Gas leaks are a major problem and need to be proactively searched for and identified. Unmonitored gas leaks not only compromise the safety of a facility – they also put staff, students, educators and the public at risk. At VSC Fire & Security, we’re focused on innovation and developing strong relationships with our customers. So, when our one of our largest clients asked us to help them with an innovative solution for gas detection, we were ready to take on the task. Here’s how the experience played out.

 

Our History with this Client

We had worked with this client to install a VESDA Air Sampling system in their Data Center, throughout the support area of the building addition. This included the Chiller room, Main electrical rooms, the Generator and the Battery Rooms. VESDA systems were installed during the 3rd phase of the original construction of the building. Because we handle the inspection and maintenance at this facility, we can “watch” the systems we installed and provide added value to the customer. For over 6 years since the VESDA were installed, air flow faults were reported due to the opening of the large roll up doors that directly affected the air flow.

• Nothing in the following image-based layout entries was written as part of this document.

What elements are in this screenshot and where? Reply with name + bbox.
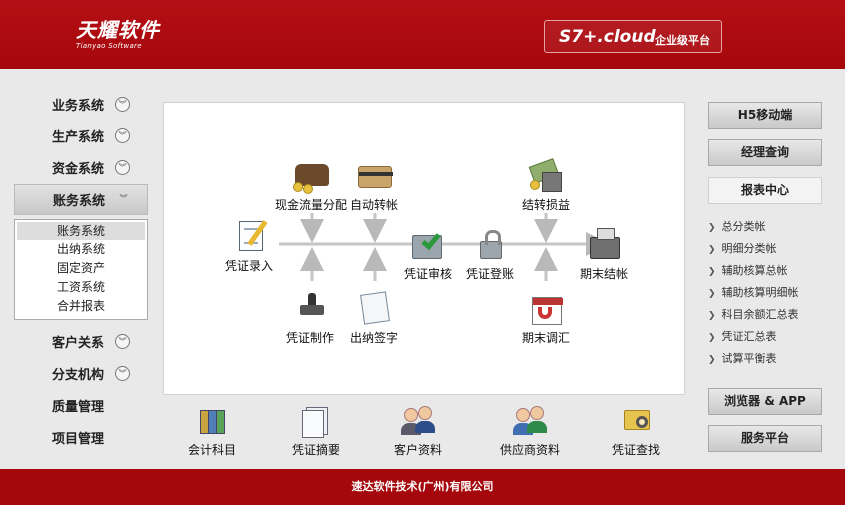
header-bar: 天耀软件 Tianyao Software S7+.cloud 企业级平台 [0,0,845,69]
report-center-header[interactable]: 报表中心 [708,177,822,204]
arrow-right-icon: ❯ [708,267,716,277]
customers-icon [400,404,436,436]
platform-label: 企业级平台 [655,34,710,47]
chevron-down-icon[interactable]: ︾ [115,127,130,143]
arrow-right-icon: ❯ [708,245,716,255]
report-link-aux-detail[interactable]: ❯ 辅助核算明细帐 [708,284,799,300]
accounting-submenu: 账务系统 出纳系统 固定资产 工资系统 合并报表 [14,219,148,320]
signed-paper-icon [354,291,394,327]
nav-item-projects[interactable]: 项目管理 [14,423,148,451]
nav-item-production[interactable]: 生产系统 ︾ [14,121,148,149]
report-link-balance-summary[interactable]: ❯ 科目余额汇总表 [708,306,799,322]
nav-label: 质量管理 [52,399,105,415]
nav-item-quality[interactable]: 质量管理 [14,391,148,419]
nav-label: 账务系统 [53,194,106,209]
manager-query-button[interactable]: 经理查询 [708,139,822,166]
product-name: S7+.cloud [559,27,656,47]
document-stack-icon [298,404,334,438]
chevron-down-icon[interactable]: ︾ [116,192,131,207]
node-cashier-sign[interactable]: 出纳签字 [344,291,404,346]
flow-panel: 凭证录入 现金流量分配 自动转帐 凭证审核 凭证登账 结转损益 期末结帐 凭证制… [163,102,685,395]
nav-label: 业务系统 [52,98,105,114]
suppliers-icon [512,404,548,436]
node-cash-flow[interactable]: 现金流量分配 [268,158,354,213]
submenu-item-accounting[interactable]: 账务系统 [17,222,145,240]
nav-item-crm[interactable]: 客户关系 ︾ [14,327,148,355]
browser-app-button[interactable]: 浏览器 & APP [708,388,822,415]
footer-bar: 速达软件技术(广州)有限公司 [0,469,845,505]
cash-register-icon [584,227,624,263]
service-platform-button[interactable]: 服务平台 [708,425,822,452]
quick-customer-info[interactable]: 客户资料 [386,404,450,458]
nav-label: 客户关系 [52,335,105,351]
node-carry-forward[interactable]: 结转损益 [516,158,576,213]
chevron-down-icon[interactable]: ︾ [115,96,130,112]
node-voucher-entry[interactable]: 凭证录入 [214,219,284,274]
node-period-close[interactable]: 期末结帐 [574,227,634,282]
nav-label: 分支机构 [52,367,105,383]
logo-english: Tianyao Software [76,42,142,50]
quick-accounting-subjects[interactable]: 会计科目 [180,404,244,458]
chevron-down-icon[interactable]: ︾ [115,365,130,381]
product-brand-box: S7+.cloud 企业级平台 [544,20,722,53]
node-voucher-post[interactable]: 凭证登账 [460,227,520,282]
submenu-item-cashier[interactable]: 出纳系统 [15,240,147,259]
arrow-right-icon: ❯ [708,311,716,321]
document-pencil-icon [229,219,269,255]
arrow-right-icon: ❯ [708,289,716,299]
books-icon [194,404,230,436]
nav-item-accounting[interactable]: 账务系统 ︾ [14,184,148,215]
wallet-icon [291,158,331,194]
report-link-general-ledger[interactable]: ❯ 总分类帐 [708,218,766,234]
quick-supplier-info[interactable]: 供应商资料 [492,404,568,458]
node-period-adjust[interactable]: 期末调汇 [516,291,576,346]
nav-item-business[interactable]: 业务系统 ︾ [14,90,148,118]
arrow-right-icon: ❯ [708,355,716,365]
stamp-icon [290,291,330,327]
quick-voucher-summary[interactable]: 凭证摘要 [284,404,348,458]
submenu-item-payroll[interactable]: 工资系统 [15,278,147,297]
chevron-down-icon[interactable]: ︾ [115,333,130,349]
report-link-voucher-summary[interactable]: ❯ 凭证汇总表 [708,328,777,344]
cash-calculator-icon [526,158,566,194]
folder-search-icon [618,404,654,436]
nav-label: 项目管理 [52,431,105,447]
node-voucher-review[interactable]: 凭证审核 [398,227,458,282]
report-link-detail-ledger[interactable]: ❯ 明细分类帐 [708,240,777,256]
chevron-down-icon[interactable]: ︾ [115,159,130,175]
node-auto-transfer[interactable]: 自动转帐 [344,158,404,213]
arrow-right-icon: ❯ [708,333,716,343]
h5-mobile-button[interactable]: H5移动端 [708,102,822,129]
folder-check-icon [408,227,448,263]
report-link-aux-general[interactable]: ❯ 辅助核算总帐 [708,262,788,278]
card-icon [354,158,394,194]
report-link-trial-balance[interactable]: ❯ 试算平衡表 [708,350,777,366]
calendar-magnet-icon [526,291,566,327]
nav-item-branches[interactable]: 分支机构 ︾ [14,359,148,387]
footer-company: 速达软件技术(广州)有限公司 [351,480,494,493]
lock-icon [470,227,510,263]
arrow-right-icon: ❯ [708,223,716,233]
logo-chinese: 天耀软件 [76,18,160,42]
nav-item-funds[interactable]: 资金系统 ︾ [14,153,148,181]
quick-voucher-search[interactable]: 凭证查找 [604,404,668,458]
node-voucher-make[interactable]: 凭证制作 [280,291,340,346]
company-logo: 天耀软件 Tianyao Software [76,14,160,50]
submenu-item-fixed-assets[interactable]: 固定资产 [15,259,147,278]
nav-label: 生产系统 [52,129,105,145]
submenu-item-consolidated[interactable]: 合并报表 [15,297,147,316]
nav-label: 资金系统 [52,161,105,177]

Other than the required filter changes, and yearly inspection, these systems have continued to be solid and problem free.

 

Our Customer’s Request

The customer had heard of the newer ECO gas sensor by VESDA that could be tied directly to the sampling pipes for detecting different types of gases. The client was inquiring about making use of this new gas sensor technology in their battery rooms where we currently had the VESDA systems installed. The ceilings are 20’ in height with spot type hydrogen sensors mounted on the ceiling that are monitored by the BMS system. These hydrogen detectors were installed when the 1st phase of the construction was carried out in 2008. There are multiple rows of batteries which are 12 feet high that cover the entire battery room for both battery rooms. Since the detectors were installed at the ceiling, and now the battery racks are live, you would need to erect a scaffolding system across the entire room to replace or calibrate these existing hydrogen detectors (these should be calibrated every year).

 

vesda gas detection system vsc fire and security inc

Communicating with VESDA

We first reached out to VESDA and found that the ECO gas sensor would only work with 5 holes in each pipe run. The current VESDA system has 4 pipe runs per unit with 8 to 10 holes per pipe run. In order to use the VESDA gas sensing solution, we would need to run new piping across the entire room. Instead, we investigated replacing the VESDA control unit with a Notifier FAAST addressable aspiration system. This approach would re-use the existing room piping and we could add the Honeywell hydrogen sensor at the new FAAST units. This will make it possible for the new unit to provide current air sampling detection for early warning detection, and the added hydrogen sensing from the same unit.

 

Collaborating with Product Engineers

We worked with the product engineers from Honeywell, System Sensor and Notifier to verify that the existing pipe runs would work with the FAAST units. Once we had the green light to proceed from both the manufacturer and the client, we replaced one unit at a time; one in each battery room, allowing the second VESDA units to remain until the new units were settled. The original units by VESDA were Scanners, which have 4 ports and pipe identification. We replaced the VESDA Scanners with the FAAST-2000 series units which also had pipe identification.

 

Shortly after installing the FAAST units, we kept getting a trouble reporting for pipe identification and the solution was to turn this feature “off” at the software level. This would give the manufacture more time to study the problem while removing the “trouble” report from the customer. While the system still worked, it just didn’t have the pipe identification which was an important aid in finding the source of an alarm in this maze of battery racks.

 

During the period of review by the product engineers, we received a call from the site stating that the Midas hydrogen sensor had gone into alarm. “No hurry, it’s probably another false alarm”. Our tech, armed with a sniffer, entered the space to find the handheld meter pegged in an extremely hydrogen rich room. One of the building’s exhaust fans for the Battery room had failed, however the site engineers didn’t believe it was a real alarm because the BMS hydrogen sensor didn’t react. So, our FAAST and Midas combination did function, less the pipe identification, and potentially saved someone’s life.

 

Honeywell Purchases VESDA

Next came the real problem – Honeywell purchased VESDA. Now the companies had two parallel products and eventually one product would be phased out, i.e. FAAST. We now began pushing VESDA to test with the Midas gas sensor. We needed them to sign off that their product would work with our current pipe arrangement, with the existing number of holes. Supplying all the calculations and designs, VESDA engineers did sign off on the change.

 

Addressing the Money and Expense

Now with the final direction, all that was left was settling the money and expense. Honeywell and VESDA stood beside us and worked with us to make this right. There’s nothing more rewarding than having a successful partnership with our clients and industry professionals like Honeywell and VESDA.

 

The End Result

We’re able to offer our client’s facility the most efficient and comprehensive and reliable gas leak detection services available for their unique situation.  In addition, VESDA now has a better gas detection solution with the Midas gas sensor and we have a product installed that we can stand behind for our customer.